Também acompanhei os jornais impressos que deram destaque ao assunto – por demais assustador – já que um prefeito que não consegue ir a uma Audiência Pública para resolver o problema daqueles que ele próprio ‘governa’ – se é que governa’ – relega a um secretário de Agricultura que vá a Audiência levar as pedradas.

Minimamente covarde a atitude de tal prefeito.
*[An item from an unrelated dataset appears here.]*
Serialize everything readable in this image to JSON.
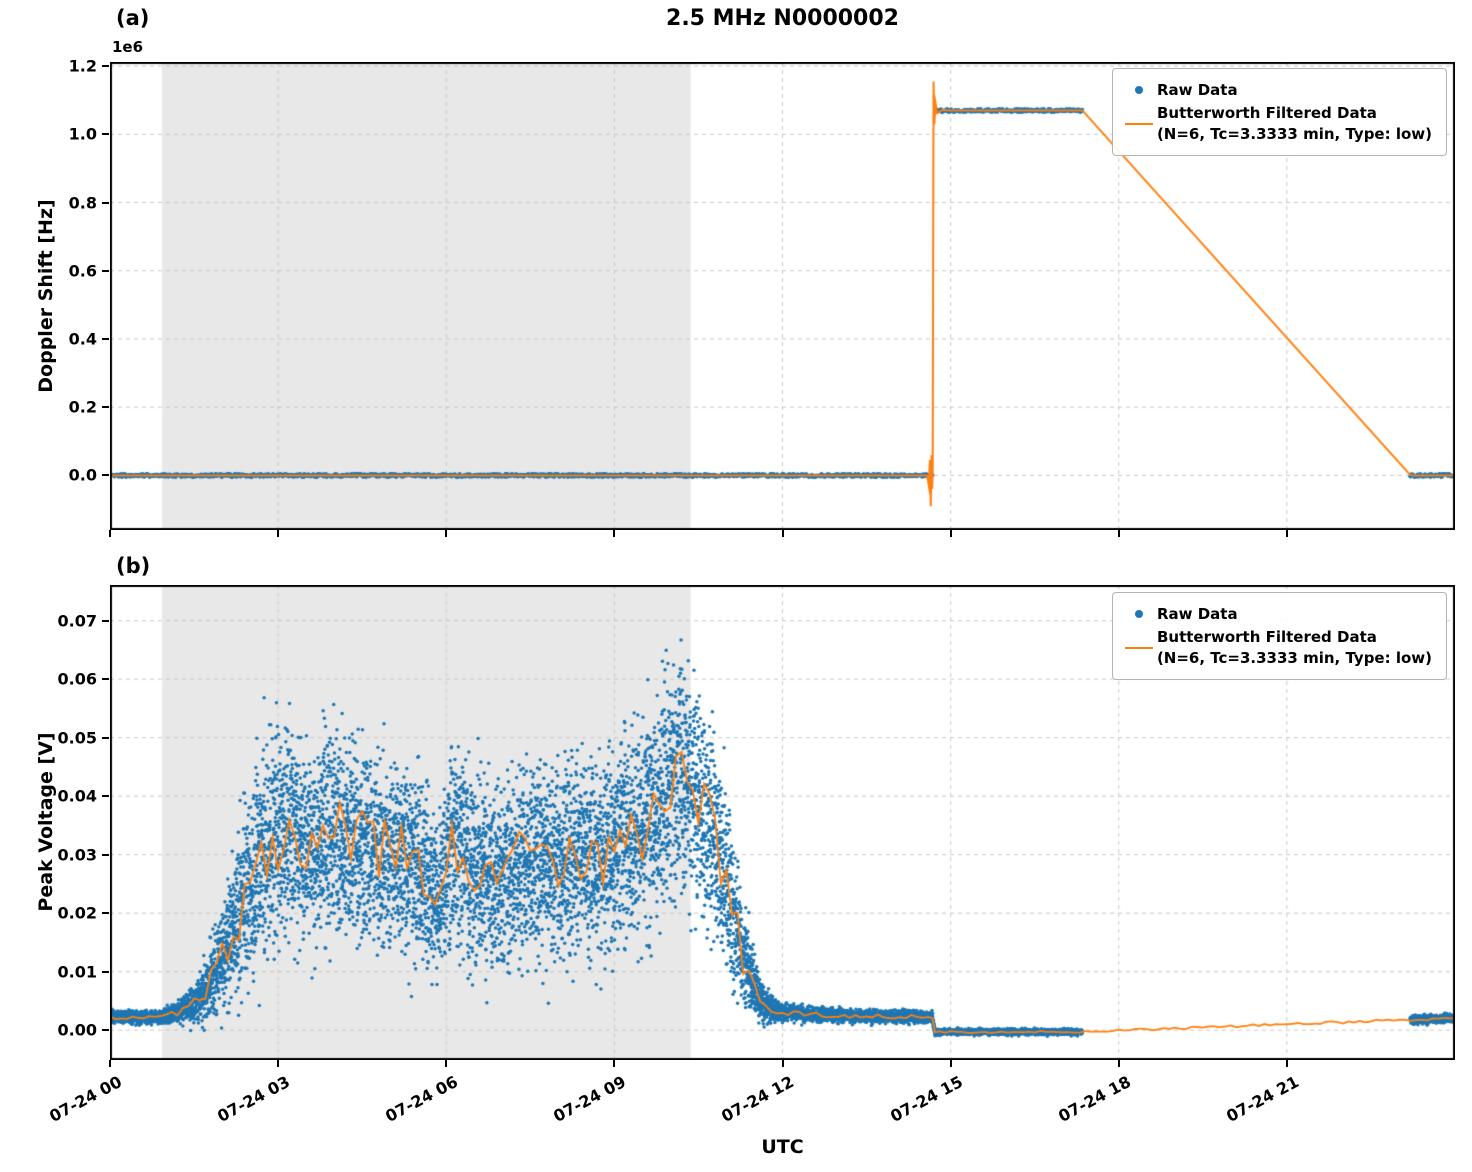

Mas prefiro-me autoenganar-me, e achar que ele deveria ter assuntos mais importantes do que dar ouvidos e saber argumentar com os cidadãos avareenses – desculpem, argumentar creio que esteja acima de sua esfera emocional-administrativa, no entanto quem manda outros quando ele, sim, deveria estar lá, caros avareenses, não estava.

Os vereadores, por sua vez, entenderam o papel importante destes profissionais que lá estavam, e saíram em defesa deles, revogando uma lei editada pelo prefeito, o qual pasmem prezados leitores, segundo informações ingressará na justiça para que a revogação seja revertida. Preocupado com os senhores caminhoneiros?
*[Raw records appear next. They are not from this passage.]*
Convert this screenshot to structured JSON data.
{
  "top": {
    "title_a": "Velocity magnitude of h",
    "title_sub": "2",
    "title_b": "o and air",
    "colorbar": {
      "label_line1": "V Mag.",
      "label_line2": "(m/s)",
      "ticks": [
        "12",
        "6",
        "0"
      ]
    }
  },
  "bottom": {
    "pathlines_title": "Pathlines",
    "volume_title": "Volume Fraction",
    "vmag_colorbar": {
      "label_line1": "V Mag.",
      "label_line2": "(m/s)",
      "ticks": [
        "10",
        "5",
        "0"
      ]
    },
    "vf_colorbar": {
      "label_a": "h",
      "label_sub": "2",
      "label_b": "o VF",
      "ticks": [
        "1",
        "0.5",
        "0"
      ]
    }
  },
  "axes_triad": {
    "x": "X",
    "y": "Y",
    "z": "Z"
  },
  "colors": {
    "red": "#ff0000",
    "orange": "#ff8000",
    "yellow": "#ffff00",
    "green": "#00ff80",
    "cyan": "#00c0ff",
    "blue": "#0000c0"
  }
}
Claro que não. Caso contrário teria isso ao encontro deles, e não fugido ou mergulhado como um Hipopótamo num rio, somente com os olhos de fora.

Os caminhoneiros, caso a justiça, dê uma ‘fumaça da boa justiça’ se houver um processo que contrarie o interesse da categoria e volte a validar a lei que os proíbe de trabalhar, devem parar, e exigir do seu Silvestre sua presença.

O prefeito de Avaré – me parece tão perdido e sem condições de exercer um cargo tão importante – que o melhor seria ele designar um 1º Ministro em seu lugar e ir fazer shows de rodeio.

O senhor Silvestre a cada dia demonstra sua incapacidade de ser administrador público. Funcionários municipais sem reajuste de salários, inconstitucionalidades em celebração de convênios sem a anuência da Câmara, enfim, um turbilhão de anedotas administrativas que até mesmo Tiririca daria risada.

Antes de findar, a incompetência administrativa de Silvestre é tanta, que, no mínimo, deveria trabalhar no sentido de um engenheiro de tráfego para resolver tais problemas, e, antes de realizar um asfaltamento, ir pessoalmente ver se a obra está sendo feita como dever ser e como está no projeto, e não ficar com o olhar de hipopótamo, e ainda demonstrando que não tem noção daquilo que faz.